« Travailler plus pour gagner plus », « donner aux salariés plus de liberté dans la détermination et l'organisation de leur temps de travail », tels sont les nouveaux credo de la majorité dans sa lutte effrénée contre les 35 heures. Monsieur le ministre, chers collègues de la majorité, que ne feriez-vous pas pour les remettre en cause !
Il est vrai que modifier la durée légale du temps de travail est impossible tant les sondages démontrent que les Français sont attachés aux 35 heures. Alors vous procédez de manière insidieuse, en multipliant les textes assouplissant les dispositions des lois Aubry.

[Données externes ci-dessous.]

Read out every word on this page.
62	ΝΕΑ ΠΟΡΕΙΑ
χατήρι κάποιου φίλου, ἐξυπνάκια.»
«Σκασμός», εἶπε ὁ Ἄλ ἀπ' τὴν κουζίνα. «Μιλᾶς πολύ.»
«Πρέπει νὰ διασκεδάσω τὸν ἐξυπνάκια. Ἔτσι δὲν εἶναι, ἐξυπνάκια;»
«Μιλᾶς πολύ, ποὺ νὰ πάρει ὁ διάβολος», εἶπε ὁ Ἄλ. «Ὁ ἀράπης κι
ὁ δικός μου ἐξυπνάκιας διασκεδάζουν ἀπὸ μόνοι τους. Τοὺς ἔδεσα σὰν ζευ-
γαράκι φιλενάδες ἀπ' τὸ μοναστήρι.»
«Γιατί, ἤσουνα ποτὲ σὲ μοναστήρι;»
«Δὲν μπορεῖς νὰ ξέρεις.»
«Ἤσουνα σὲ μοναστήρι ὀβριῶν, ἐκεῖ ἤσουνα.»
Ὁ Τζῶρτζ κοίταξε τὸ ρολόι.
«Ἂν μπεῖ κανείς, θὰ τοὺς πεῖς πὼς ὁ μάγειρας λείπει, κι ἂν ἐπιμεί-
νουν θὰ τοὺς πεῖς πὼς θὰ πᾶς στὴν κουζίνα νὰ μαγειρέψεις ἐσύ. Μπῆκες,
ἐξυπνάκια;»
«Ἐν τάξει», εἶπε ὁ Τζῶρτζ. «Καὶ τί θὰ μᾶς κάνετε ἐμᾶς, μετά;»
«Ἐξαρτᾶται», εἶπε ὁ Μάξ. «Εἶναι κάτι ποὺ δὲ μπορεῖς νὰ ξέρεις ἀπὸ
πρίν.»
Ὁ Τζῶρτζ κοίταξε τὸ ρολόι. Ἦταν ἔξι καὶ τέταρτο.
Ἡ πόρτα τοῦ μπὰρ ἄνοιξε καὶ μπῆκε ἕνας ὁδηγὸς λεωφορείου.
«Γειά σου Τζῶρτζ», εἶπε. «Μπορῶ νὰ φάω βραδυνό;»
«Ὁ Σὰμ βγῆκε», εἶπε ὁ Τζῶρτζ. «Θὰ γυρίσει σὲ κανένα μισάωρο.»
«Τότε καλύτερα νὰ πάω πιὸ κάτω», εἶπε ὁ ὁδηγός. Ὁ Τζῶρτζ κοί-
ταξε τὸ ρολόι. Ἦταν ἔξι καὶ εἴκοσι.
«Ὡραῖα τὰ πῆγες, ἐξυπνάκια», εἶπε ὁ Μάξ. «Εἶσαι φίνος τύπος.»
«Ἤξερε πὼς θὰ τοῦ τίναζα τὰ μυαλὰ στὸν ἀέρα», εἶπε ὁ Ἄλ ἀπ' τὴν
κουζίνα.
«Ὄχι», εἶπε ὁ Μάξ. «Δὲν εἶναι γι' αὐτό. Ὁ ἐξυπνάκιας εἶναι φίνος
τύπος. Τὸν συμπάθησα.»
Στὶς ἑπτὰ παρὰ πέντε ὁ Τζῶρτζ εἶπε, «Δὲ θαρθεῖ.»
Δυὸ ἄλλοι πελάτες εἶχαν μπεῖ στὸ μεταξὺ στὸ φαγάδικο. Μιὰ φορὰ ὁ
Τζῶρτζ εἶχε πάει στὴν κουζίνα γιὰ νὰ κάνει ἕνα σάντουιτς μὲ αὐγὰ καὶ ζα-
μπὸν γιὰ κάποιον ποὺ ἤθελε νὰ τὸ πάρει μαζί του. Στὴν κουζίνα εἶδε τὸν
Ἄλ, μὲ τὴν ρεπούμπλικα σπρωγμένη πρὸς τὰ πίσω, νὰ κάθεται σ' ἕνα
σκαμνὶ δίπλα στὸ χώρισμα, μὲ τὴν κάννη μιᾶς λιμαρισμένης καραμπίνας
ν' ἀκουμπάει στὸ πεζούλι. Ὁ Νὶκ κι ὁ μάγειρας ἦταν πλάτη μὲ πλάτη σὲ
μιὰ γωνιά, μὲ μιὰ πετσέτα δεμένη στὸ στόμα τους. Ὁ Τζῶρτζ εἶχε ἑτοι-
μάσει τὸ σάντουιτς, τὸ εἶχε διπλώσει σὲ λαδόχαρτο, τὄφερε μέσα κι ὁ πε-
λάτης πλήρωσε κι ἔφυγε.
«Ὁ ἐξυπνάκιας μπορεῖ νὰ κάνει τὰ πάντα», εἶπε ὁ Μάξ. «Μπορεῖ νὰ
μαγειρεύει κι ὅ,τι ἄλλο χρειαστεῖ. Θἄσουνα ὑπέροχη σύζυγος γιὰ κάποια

Vous avez commencé avec la loi Fillon du 17 janvier 2003, qui est une première remise en cause des 35 heures, en faisant disparaître - l'exemple est significatif - les incitations à la baisse de la durée du travail.
Mais l'anéantissement des 35 heures ne devait pas en rester là : le patronat et le Gouvernement exigeaient davantage d'assouplissements afin que les salariés puissent gagner plus en travaillant plus.
Les chômeurs doivent être ravis d'entendre que toute idée de véritable plan d'aide de retour à l'emploi en leur faveur est abandonnée puisque des centaines de milliers de salariés se retrouveront obligés - je dis bien « obligés » - de faire des heures supplémentaires. La loi de 1998 sur les 35 heures avait pour objectif de créer des emplois, et c'est ce qui s'est produit. En augmentant toujours plus le contingent d'heures supplémentaires autorisées, vous ne favorisez pas le retour à l'emploi des chômeurs.
Ensuite, votre notion de « temps choisi » est tout simplement une escroquerie. M. Souvet s'aventure à affirmer dans son rapport qu'« il n'est pas question d'obliger ces salariés à travailler plus » ; c'est bien la preuve que la majorité sénatoriale est à des années-lumière de la réalité de la vie en entreprise !
Aucun salarié ne dispose de la liberté de choisir son temps de travail, ses horaires de travail et, a fortiori, sa rémunération.
Etant donné la situation économique de la France et l'insécurité sociale permanente, due en partie à un niveau de chômage élevé, le rapport de force entre les salariés et l'employeur est et restera toujours inégal. Les salariés seront dans l'incapacité de refuser toute augmentation de leur temps de travail et ils ne prendront pas le risque de se faire licencier.
Cette proposition de loi ne revient évidemment pas sur les liens de subordination entre le salarié et l'employeur. Ses dispositions sont donc biaisées et constitueront un nouveau facteur d'accroissement de l'insécurité sociale, qui est déjà très grande : le temps choisi deviendra très vite le temps imposé !
En réalité, les assouplissements proposés, présentés comme avantageux pour les salariés, le seront uniquement pour les employeurs.
Les salariés sont en majorité favorables aux 35 heures et les RTT représentent un acquis social important. Pourtant, ce texte poursuit le travail commencé par la loi Fillon de 2003 : nous assistons en effet à un effacement quasi total de la valorisation du temps au profit de la valorisation en argent. C'est le principe de l'article 1er, article qui modifie fondamentalement la philosophie du compte épargne-temps, puisque celui-ci pourra être intégralement monétisé.
Il est donc illusoire de croire qu'avec cette réforme les salariés vont pouvoir gagner plus sans que leurs droits soient, une fois de plus, remis en cause.